The real trick to managing your money is not what you do — it's how you do it.

How to use the JARS system
Here are the jars and a short description of each one.

  • Necessity account (NEC - 55%): This account is for managing your everyday expenses and bills. This would include things like your rent, mortgage, utilities, bills, taxes, food, clothes, etc. Basically it includes anything that you need to live, the necessities.
  • Financial freedom account (FFA - 10%): This is your golden goose. This jar is your ticket to financial freedom. The money that you put into this jar is used for investments and building your passive income streams. You never spend this money. The only time you would spend this money is once you become financially free. Even then you would only spend the returns on your investment. Never spend the principal.
  • Education account (EDU - 10%): Money in this jar is meant to further your education and personal growth. An investment in yourself is a great way to use your money. You are your most valuable asset. Never forget this. I have used education money to purchase books, CD's, courses or anything else that has educational value.
  • Long-term saving for spending account (LTSS - 10%): The money in this jar is for the bigger nice to have purchases. My wife and I have used the money from this account to go skiing in The Rockies in Whistler, BC. We also used this money last September for our trip to Italy and Switzerland. The only reason we've been able to make this happen is because we've accumulated a nice sum each month in our LTSS. A small monthly contribution can go a long way.
  • Play account (PLAY - 10%): This is my favorite account. PLAY money is spent every month on purchases you wouldn't normally make. The purpose of this jar is to nurture yourself. You could purchase an expensive bottle of wine at dinner, get a massage or go on a weekend getaway. Play can be anything your heart desires. My wife and I each receive our own play money, and here's the best part. We're not allowed to ask what the other person spends their money on.
  • Give Account (GIVE - 5%): The money in this account is for giving away. Trisha and I give money every month to the Sick Kids Hospital Foundation. We also use the money in this jar to give to family and friends on birthdays, special occasions and holidays. You can also give away your time as opposed to giving away money. You could house sit for a neighbor, take a friends dog for a walk or volunteer in your community.

How the JARS work
Here is a sketch of how we use the jars. Actually, we don't use jars at all. All of our accounts are electronic savings accounts with our necessity (NEC) account being the only exception; it's a checking account. Trisha and I deposit all of our personal income into our necessity account. The money in our necessity account pays for all of our expenses. The remaining money is distributed into five other accounts.
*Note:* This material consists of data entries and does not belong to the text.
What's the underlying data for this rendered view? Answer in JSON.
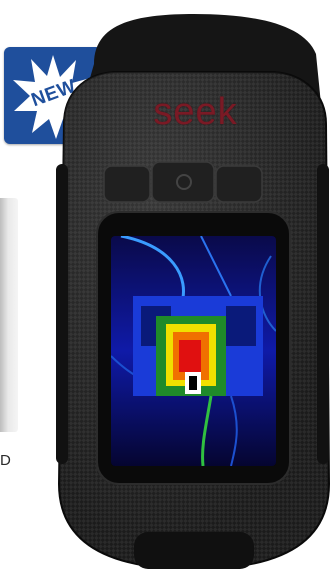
{
  "badge": {
    "text": "NEW",
    "color": "#1f4f9c"
  },
  "device": {
    "brand": "seek",
    "brand_color": "#7a1a25",
    "body_color": "#1c1c1c"
  },
  "side": {
    "text": "D"
  },
  "icons": [
    "burst-icon",
    "power-icon"
  ]
}
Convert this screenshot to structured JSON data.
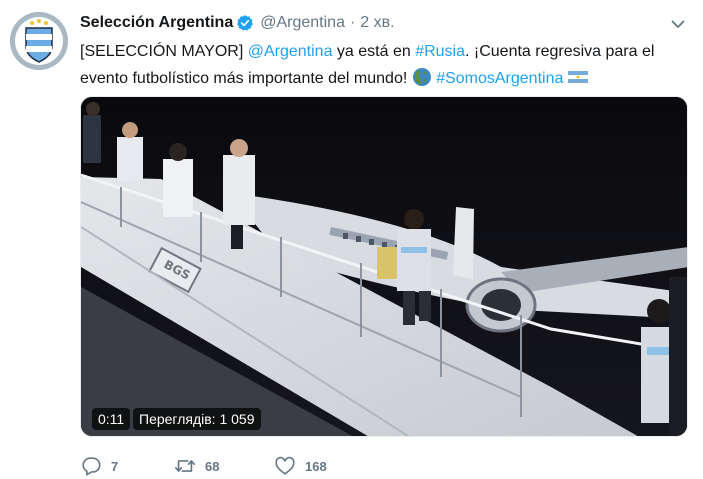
{
  "tweet": {
    "author": {
      "display_name": "Selección Argentina",
      "handle": "@Argentina",
      "verified": true,
      "avatar_icon": "afa-crest-icon"
    },
    "separator": "·",
    "time": "2 хв.",
    "text": {
      "prefix": "[SELECCIÓN MAYOR] ",
      "mention": "@Argentina",
      "part2": " ya está en ",
      "hashtag1": "#Rusia",
      "part3": ". ¡Cuenta regresiva para el evento futbolístico más importante del mundo! ",
      "emoji_globe": "globe-americas-emoji",
      "hashtag2": "#SomosArgentina",
      "emoji_flag": "argentina-flag-emoji"
    },
    "media": {
      "kind": "video",
      "duration": "0:11",
      "views": "Переглядів: 1 059"
    },
    "actions": {
      "replies": "7",
      "retweets": "68",
      "likes": "168"
    },
    "colors": {
      "link": "#1da1f2",
      "muted": "#657786",
      "verified": "#1da1f2"
    }
  }
}
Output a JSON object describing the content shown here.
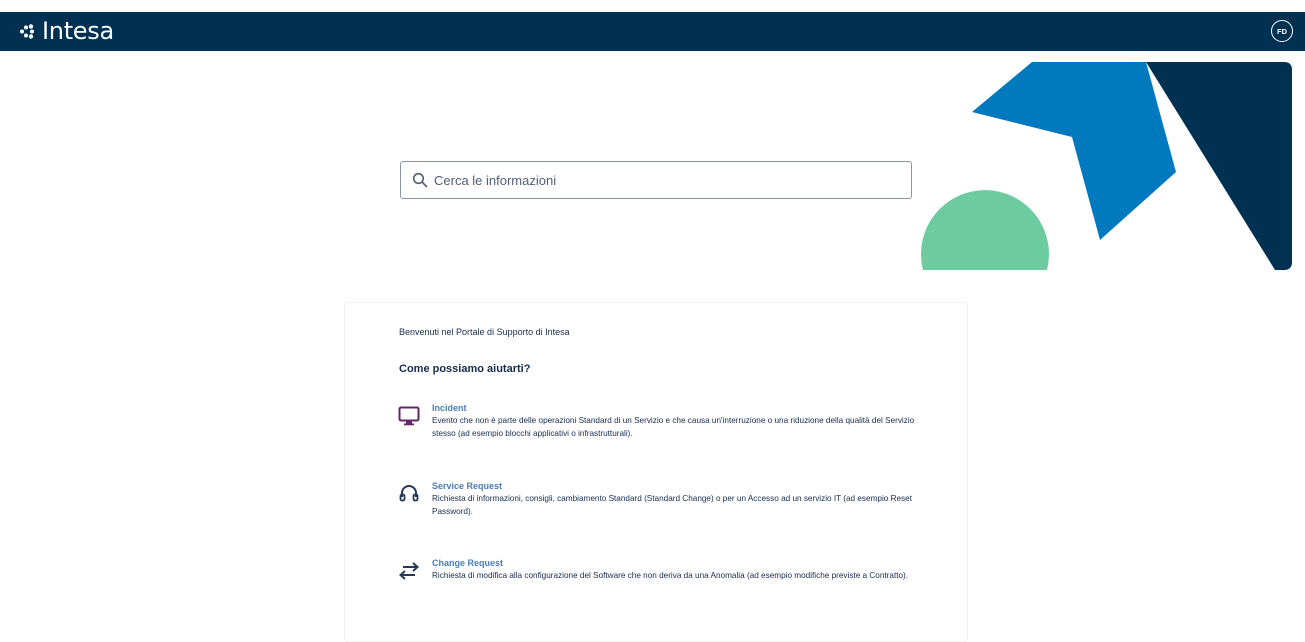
{
  "header": {
    "brand": "Intesa",
    "user_initials": "FD",
    "color": "#003153"
  },
  "search": {
    "placeholder": "Cerca le informazioni",
    "icon": "search-icon"
  },
  "hero_colors": {
    "dark_blue": "#003153",
    "mid_blue": "#0079bf",
    "green": "#6ccca0"
  },
  "main": {
    "welcome": "Benvenuti nel Portale di Supporto di Intesa",
    "heading": "Come possiamo aiutarti?",
    "request_types": [
      {
        "title": "Incident",
        "icon": "monitor-icon",
        "description": "Evento che non è parte delle operazioni Standard di un Servizio e che causa un'interruzione o una riduzione della qualità del Servizio stesso (ad esempio blocchi applicativi o infrastrutturali)."
      },
      {
        "title": "Service Request",
        "icon": "headset-icon",
        "description": "Richiesta di informazioni, consigli, cambiamento Standard (Standard Change) o per un Accesso ad un servizio IT (ad esempio Reset Password)."
      },
      {
        "title": "Change Request",
        "icon": "swap-arrows-icon",
        "description": "Richiesta di modifica alla configurazione del Software che non deriva da una Anomalia (ad esempio modifiche previste a Contratto)."
      }
    ]
  }
}
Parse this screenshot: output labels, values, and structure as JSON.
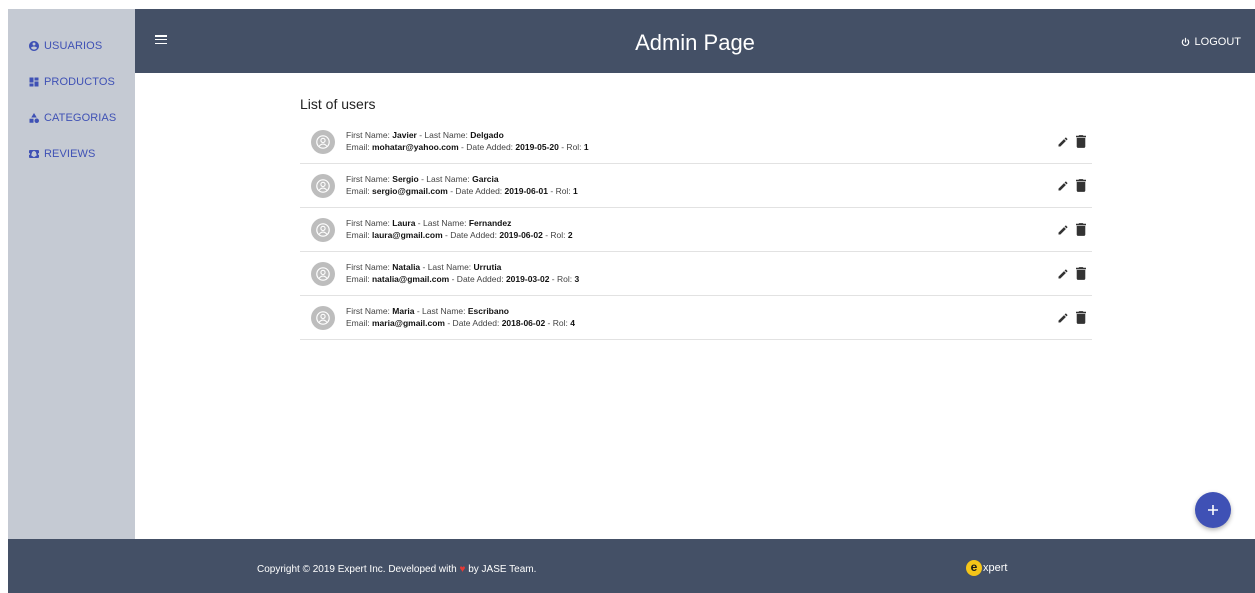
{
  "header": {
    "title": "Admin Page",
    "logout_label": "LOGOUT"
  },
  "sidebar": {
    "items": [
      {
        "label": "USUARIOS",
        "icon": "account-circle-icon"
      },
      {
        "label": "PRODUCTOS",
        "icon": "dashboard-icon"
      },
      {
        "label": "CATEGORIAS",
        "icon": "category-icon"
      },
      {
        "label": "REVIEWS",
        "icon": "ticket-icon"
      }
    ]
  },
  "main": {
    "list_title": "List of users",
    "labels": {
      "first_name": "First Name: ",
      "last_name": " - Last Name: ",
      "email": "Email: ",
      "date_added": " - Date Added: ",
      "rol": " - Rol: "
    },
    "users": [
      {
        "first_name": "Javier",
        "last_name": "Delgado",
        "email": "mohatar@yahoo.com",
        "date_added": "2019-05-20",
        "rol": "1"
      },
      {
        "first_name": "Sergio",
        "last_name": "Garcia",
        "email": "sergio@gmail.com",
        "date_added": "2019-06-01",
        "rol": "1"
      },
      {
        "first_name": "Laura",
        "last_name": "Fernandez",
        "email": "laura@gmail.com",
        "date_added": "2019-06-02",
        "rol": "2"
      },
      {
        "first_name": "Natalia",
        "last_name": "Urrutia",
        "email": "natalia@gmail.com",
        "date_added": "2019-03-02",
        "rol": "3"
      },
      {
        "first_name": "Maria",
        "last_name": "Escribano",
        "email": "maria@gmail.com",
        "date_added": "2018-06-02",
        "rol": "4"
      }
    ]
  },
  "fab": {
    "icon": "plus-icon"
  },
  "footer": {
    "copyright_before": "Copyright © 2019 Expert Inc. Developed with ",
    "heart": "♥",
    "copyright_after": " by JASE Team.",
    "brand_letter": "e",
    "brand_rest": "xpert"
  },
  "colors": {
    "header_bg": "#445066",
    "sidebar_bg": "#c5cad3",
    "accent": "#3f51b5"
  }
}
I learned very early in the process that the jar percentages are not critical. To guarantee your financial success, just start using the system and build the habit. This is the key. It doesn't have to be perfect when you start.

You could even start by splitting $10 every month into the jars. There's an inspiring story in Secrets of the Millionaire Mind. One woman started splitting $1 into the jars every month. In her first month, she put 10 cents into her PLAY, 10 cents into her FFA, 10 cents into her LTSS, and so on. Later that month she used her play money to buy a piece of bumble gum. She received a mini comic with the bubble gum package that she bought with her play. She read the comic and got a laugh. Two years later she deposited a $10,000 dollar check into her FFA account. Now who's laughing?

I highly recommend the JARS system to anyone who wants to make the most out of their money. If you're looking for a simple way to budget, then start using the JARS system. Remember: Managing money doesn't restrict freedom — it creates freedom.